7/21/16 --- Following their 6-2 victory over the Mets yesterday, the Cubs dealt slugging 1B/DH prospect Daniel Vogelbach and RHP Paul Blackburn to the Seattle Mariners in exchange for lefty-reliever Mike Montgomery and Triple-A righty Jordan Pries. The move marks the first from Theo and Co. since they re-acquired outfielder Chris Coghlan from the Oakland A’s in early June. While this wasn’t the first trade of the year and won’t be the last, it’s a solid move to solidify the bullpen and bulk up on lefties, especially considering early struggles from Clayton Richards and an already tiresome year for Travis Wood.
Montgomery, 27, was drafted back in 2008 in the first-round by the Kansas City Royals, and eventually made his way down to Tampa Bay’s farm system, the former home of current Cubs manager Joe Maddon.
Spending his year exclusively as a starter in Seattle’s rotation last year, Montgomery posted some very respectable numbers, including a 1.62 ERA through his first six big-league starts. Eventually he tapered off at the end of the season, posting a 9.62 ERA over 19.1 innings in the month August.
However, he’s followed up a disappointing finish to 2016 with an impressive stretch here in 2016. So far this year, Montgomery has pitched in 61.2 innings, allowing 49 hits and just 16 earned runs.

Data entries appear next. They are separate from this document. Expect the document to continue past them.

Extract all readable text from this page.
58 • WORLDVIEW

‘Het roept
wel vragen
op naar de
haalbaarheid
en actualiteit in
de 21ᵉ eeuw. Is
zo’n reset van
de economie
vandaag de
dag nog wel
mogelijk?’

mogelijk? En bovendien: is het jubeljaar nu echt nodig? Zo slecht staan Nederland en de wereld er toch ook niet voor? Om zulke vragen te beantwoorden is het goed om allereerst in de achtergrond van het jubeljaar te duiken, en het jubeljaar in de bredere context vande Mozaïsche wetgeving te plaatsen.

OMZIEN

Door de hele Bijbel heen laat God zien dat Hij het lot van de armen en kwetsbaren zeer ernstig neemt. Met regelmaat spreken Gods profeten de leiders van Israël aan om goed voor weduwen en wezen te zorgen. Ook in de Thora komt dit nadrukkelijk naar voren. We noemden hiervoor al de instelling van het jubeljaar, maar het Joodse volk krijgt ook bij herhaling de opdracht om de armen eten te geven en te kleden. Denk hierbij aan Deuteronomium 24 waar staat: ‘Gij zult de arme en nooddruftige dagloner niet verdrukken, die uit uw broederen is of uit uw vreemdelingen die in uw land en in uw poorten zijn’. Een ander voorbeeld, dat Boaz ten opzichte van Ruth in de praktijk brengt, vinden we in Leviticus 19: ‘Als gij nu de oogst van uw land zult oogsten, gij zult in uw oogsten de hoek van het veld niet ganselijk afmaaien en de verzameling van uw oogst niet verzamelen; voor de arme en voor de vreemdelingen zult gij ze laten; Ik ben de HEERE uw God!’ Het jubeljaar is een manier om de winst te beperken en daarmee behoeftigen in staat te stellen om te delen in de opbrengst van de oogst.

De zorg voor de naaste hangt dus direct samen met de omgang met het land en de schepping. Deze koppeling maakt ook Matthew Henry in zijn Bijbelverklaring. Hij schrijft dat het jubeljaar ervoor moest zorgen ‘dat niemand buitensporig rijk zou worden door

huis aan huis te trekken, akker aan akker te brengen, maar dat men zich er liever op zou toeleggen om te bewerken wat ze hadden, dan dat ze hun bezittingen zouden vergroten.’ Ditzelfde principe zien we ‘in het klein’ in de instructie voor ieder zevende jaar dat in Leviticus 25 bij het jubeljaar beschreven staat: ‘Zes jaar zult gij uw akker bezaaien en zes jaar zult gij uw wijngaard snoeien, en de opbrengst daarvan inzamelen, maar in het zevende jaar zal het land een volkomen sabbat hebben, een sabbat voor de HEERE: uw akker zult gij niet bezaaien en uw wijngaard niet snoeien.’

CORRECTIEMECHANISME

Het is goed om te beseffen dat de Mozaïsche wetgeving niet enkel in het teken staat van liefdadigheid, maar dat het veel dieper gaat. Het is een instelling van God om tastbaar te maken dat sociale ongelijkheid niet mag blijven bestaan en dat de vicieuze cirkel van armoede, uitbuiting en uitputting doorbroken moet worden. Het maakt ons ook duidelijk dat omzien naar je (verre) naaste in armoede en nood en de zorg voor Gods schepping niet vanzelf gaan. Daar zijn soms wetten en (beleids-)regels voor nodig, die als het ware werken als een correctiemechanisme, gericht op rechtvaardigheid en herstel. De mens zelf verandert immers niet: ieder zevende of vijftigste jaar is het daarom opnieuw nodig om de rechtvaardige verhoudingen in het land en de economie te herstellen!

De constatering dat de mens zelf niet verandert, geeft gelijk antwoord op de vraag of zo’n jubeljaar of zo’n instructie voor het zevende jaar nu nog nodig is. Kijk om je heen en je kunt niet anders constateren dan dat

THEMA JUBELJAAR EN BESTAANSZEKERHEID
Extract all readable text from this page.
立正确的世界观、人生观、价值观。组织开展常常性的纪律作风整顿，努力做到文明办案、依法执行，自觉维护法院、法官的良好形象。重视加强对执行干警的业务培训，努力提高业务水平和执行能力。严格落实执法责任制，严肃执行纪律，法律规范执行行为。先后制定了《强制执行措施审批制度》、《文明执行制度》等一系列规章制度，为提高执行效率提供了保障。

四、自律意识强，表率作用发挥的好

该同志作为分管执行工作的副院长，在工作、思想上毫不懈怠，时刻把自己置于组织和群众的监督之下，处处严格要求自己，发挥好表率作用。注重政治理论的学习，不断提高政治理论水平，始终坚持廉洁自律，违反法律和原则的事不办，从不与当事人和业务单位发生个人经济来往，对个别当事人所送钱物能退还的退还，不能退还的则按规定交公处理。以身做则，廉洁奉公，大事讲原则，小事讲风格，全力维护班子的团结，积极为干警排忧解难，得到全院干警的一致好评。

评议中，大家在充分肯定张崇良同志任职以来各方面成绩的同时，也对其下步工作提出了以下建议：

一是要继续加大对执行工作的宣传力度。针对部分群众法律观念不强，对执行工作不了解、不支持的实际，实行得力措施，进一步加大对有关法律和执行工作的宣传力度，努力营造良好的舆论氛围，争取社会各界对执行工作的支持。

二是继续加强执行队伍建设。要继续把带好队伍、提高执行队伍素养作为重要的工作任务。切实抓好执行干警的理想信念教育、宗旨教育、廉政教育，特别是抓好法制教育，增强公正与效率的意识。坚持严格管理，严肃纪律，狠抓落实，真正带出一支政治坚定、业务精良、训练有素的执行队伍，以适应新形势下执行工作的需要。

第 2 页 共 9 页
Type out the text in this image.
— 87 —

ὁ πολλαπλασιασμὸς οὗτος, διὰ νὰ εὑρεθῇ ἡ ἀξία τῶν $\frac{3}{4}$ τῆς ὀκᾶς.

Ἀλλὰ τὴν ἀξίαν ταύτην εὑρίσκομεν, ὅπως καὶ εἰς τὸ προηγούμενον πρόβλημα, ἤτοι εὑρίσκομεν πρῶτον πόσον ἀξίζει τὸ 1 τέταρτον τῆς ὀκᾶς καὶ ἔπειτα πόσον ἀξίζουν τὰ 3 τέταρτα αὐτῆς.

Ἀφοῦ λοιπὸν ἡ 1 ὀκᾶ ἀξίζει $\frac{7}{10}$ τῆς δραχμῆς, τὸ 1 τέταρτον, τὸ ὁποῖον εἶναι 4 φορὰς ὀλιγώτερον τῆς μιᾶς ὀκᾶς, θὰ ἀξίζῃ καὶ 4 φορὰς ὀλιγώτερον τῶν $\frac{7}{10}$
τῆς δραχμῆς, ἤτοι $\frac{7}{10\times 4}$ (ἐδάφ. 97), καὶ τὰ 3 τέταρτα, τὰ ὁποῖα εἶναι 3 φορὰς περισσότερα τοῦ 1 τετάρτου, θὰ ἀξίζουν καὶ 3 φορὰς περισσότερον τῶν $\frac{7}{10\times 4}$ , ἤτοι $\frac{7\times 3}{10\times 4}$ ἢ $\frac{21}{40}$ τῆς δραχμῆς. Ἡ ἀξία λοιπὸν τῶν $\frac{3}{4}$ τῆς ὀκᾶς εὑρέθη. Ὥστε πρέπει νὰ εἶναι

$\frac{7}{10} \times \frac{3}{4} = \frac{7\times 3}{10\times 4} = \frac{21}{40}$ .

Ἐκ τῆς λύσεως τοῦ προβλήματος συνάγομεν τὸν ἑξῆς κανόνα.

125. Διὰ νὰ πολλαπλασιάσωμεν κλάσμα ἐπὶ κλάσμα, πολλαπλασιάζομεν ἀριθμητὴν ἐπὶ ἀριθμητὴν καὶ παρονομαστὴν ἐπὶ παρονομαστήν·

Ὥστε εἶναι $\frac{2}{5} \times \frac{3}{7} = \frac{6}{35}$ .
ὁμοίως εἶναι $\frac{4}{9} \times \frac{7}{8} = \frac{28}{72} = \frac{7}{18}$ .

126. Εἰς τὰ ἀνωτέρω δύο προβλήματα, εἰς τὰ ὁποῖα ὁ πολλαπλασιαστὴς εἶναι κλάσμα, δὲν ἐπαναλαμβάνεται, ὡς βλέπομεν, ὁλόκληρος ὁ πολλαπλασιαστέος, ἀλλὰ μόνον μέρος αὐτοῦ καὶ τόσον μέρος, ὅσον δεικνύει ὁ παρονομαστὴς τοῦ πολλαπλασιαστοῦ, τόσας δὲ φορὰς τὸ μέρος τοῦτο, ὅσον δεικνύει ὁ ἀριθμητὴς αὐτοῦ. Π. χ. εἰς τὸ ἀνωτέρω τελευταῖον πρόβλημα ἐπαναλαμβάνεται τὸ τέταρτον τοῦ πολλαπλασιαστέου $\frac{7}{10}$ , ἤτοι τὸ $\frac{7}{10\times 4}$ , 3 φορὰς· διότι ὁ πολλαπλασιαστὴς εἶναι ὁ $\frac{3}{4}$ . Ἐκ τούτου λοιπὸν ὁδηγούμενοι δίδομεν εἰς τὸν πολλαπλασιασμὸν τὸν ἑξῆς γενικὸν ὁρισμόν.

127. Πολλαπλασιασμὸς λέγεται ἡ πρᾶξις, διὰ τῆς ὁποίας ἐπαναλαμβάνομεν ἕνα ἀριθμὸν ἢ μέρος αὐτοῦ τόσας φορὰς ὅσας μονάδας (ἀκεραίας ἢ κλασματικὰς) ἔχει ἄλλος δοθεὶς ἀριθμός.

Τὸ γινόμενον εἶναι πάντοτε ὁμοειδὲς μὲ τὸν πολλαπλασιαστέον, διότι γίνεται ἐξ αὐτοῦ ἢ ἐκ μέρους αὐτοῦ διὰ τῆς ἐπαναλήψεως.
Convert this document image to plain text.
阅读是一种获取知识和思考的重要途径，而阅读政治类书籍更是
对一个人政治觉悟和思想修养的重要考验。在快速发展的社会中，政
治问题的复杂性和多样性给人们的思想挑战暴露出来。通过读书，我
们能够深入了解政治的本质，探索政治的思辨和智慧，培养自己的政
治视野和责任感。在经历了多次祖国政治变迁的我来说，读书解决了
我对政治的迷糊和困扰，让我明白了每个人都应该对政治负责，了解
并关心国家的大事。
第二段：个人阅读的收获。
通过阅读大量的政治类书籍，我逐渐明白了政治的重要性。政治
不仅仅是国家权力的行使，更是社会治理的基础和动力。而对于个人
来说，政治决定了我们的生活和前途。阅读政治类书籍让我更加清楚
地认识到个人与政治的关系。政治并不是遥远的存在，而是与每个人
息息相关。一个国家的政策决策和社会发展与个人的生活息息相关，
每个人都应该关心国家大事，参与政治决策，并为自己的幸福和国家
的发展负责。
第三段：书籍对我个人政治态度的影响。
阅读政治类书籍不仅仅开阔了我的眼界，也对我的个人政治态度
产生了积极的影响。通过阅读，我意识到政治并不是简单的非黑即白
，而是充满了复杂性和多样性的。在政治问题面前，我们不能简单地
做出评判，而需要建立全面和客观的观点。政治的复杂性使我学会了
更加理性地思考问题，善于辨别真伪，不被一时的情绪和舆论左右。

Upon making the jump to the ‘pen this year, he’s seen his strikeouts go up and his walks go down, a positive sign. He’s also posted a well-above league-average ERA+ (ERA adjusted for the player’s ballpark), at 174. In more relief outings than the coveted NYY reliever Andrew Miller, Montgomery has allowed fewer homers and fewer hits per 9 innings than Miller has, even though he may not possess the ability to strikeout as many as Miller. Epstein noted that Montgomery commands a good heater, along with two above-average secondary pitches, a slider and curveball. Montgomery continues to work on developing a cutter to add to an already superb selection of pitches.
The other pitcher acquired in this trade, Jordan Pries, will be starting in Triple-A Iowa, according to Theo Epstein. Epstein also noted that Pries “can protect our rotation,” eluding to the fact that the 26-year-old has thrown 66.1 IP this year as a starter, striking out 8.4 over 9 innings with a 4.34 ERA. In July, though, Pries has allowed just 4 ER and a .235 opponent BA in his 18 innings pitched. It isn’t out of the picture for Pries to get a spot start later this year, especially if current back-ups Adam Warren and Mike Montgomery are plagued with an injury or a bad second-half.
Unfortunately, to acquire the services of Montgomery and Pries the Cubs were forced to part with the greatest Cubs slugger to never have worn a Chicago Cubs uniform: Dan Vogelbach. Drafted a few years ago, Vogelbach has done nothing less than rake down in the minors, hitting double-digit homers every year in the Cubs system except for last year (when he played just under 80 games due to an injury). Although many Cubs fans may be sad to see him go (I know I am) Vogelbach now has the opportunity to play in a league where he doesn’t need to play defense – a league designed for Dan Vogelbach. The bulky, teddy bear-like Vogelbach was blocked at first base by Anthony Rizzo and lacked the defensive prowess or raw athleticism that could have allowed him to move to left field. Seattle General Manager Jerry Dipoto was excited about what Dan adds to the future roster for the Mariners, but wouldn’t give a definite timetable on when he might make his ML debut. Whenever that is, lookout American League pitchers, because Seattle may just have the next Cecil or Prince Fielder on their hands.
Along with Vogelbach, the Cubs also shipped off 2012 first-rounder Paul Blackburn. In 78 minor league games started Blackburn has pitched to the tune of 3.21 career ERA, reaching Double-A Tennessee with the Cubs this year. There have always been concerns about Blackburn staying in the rotation, mostly due to his thin frame. However, after filling out nicely this year, at the age of 22, Blackburn seems primed to crack the majors as a back-end starter or solid reliever. Although he may be a year or two away, he should be a productive piece for the Mariners pitching staff.
As the Cubs continue to look for bullpen and starting rotation help in the upcoming weeks, they can at least say that they’ve brought in some reinforcement for Travis Wood down the stretch. Looking beyond this year (as Theo and Jed always are), Montgomery may begin to look like more of a bargain than we thought. Still young and with 5 years of team control left, he has yet to fully reach his potential, according to Epstein.
Let’s just hope that Montgomery’s future success isn’t dampened too much by Dan Vogelbach home runs.